De.Fi Securityが発表したレポートによると、仮想通貨業界は2023年第1四半期にハッキングや詐欺で4億5000万ドル以上を失った。損失総額は、2022年第1四半期に記録された13億ドルの損失から大幅に減少した。De.Fi Securityは、失われた4億5100万ドルのうち、2億1000万ドル以上が3月の最初の20日間で失われ、残りは1月と2月に分散していることを明らかにした。「すべての注目が銀行危機の展開とそれに続くビットコイン市場の上昇に集まっている中、3月には仮想通貨の損失が2か月連続で9桁に達した。ハッカーと詐欺師は賭け金を上げており、今年の第1四半期の損失総額は4億ドル近くに上る」とレポートは述べている。

フラッシュローンの悪用者が2億ドル以上を盗む

損失のほとんどは、3月13日のフラッシュローンを通じて悪用されたEuler Financeと、2月のスマートコントラクトの脆弱性を通じて悪用されたBonqDAOの2つのプロトコルによるものでした。これらのプロトコルは合計で1億9,600万ドルと1億2,000万ドルを失い、合計で3億1,600万ドルになりました。De.Fi Securityは、最も大きな損失はフラッシュローン攻撃によるもので、2億ドル以上が失われたことを発見しました。ただし、頻度に関しては、スマートコントラクトのエクスプロイトが最も多く使用され、ラグプルとフラッシュローン攻撃がそれに続きました。スマートコントラクトのエクスプロイトは17件、ラグプルのケースは8件、フラッシュローン攻撃は6件でした。最も高い損失が記録されたのはイーサリアムネットワークであり、刑事事件はBNBスマートチェーンが最も多かったことは注目に値します。
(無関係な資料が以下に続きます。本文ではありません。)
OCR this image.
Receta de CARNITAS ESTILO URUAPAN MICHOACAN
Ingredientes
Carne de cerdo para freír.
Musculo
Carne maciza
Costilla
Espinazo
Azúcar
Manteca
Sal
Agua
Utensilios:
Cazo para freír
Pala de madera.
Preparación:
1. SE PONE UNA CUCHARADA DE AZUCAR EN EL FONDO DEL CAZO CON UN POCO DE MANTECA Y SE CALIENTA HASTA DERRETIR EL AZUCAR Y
1月から3月まで、ハッカーはBNBチェーンに18件、イーサリアムに10件、アービトラムに7件の攻撃を成功させました。

第1四半期に1億3000万ドルを回収

一方、Euler Financeは攻撃者から約1億3000万ドルを回収した。資金の一部を受け取った唯一のプロトコルであるEulerは、2023年第1四半期に28.7%の回収率を記録した。「結論として、今四半期の金融損失の大幅な増加は、分散型金融(DeFi)セクターへの投資において、リスク管理と警戒を強化する必要があることを強調しています。投資家は潜在的な危険性について自ら学び、投資を保護するための適切な対策を講じることが重要です」とDe.Fi Securityは付け加えた。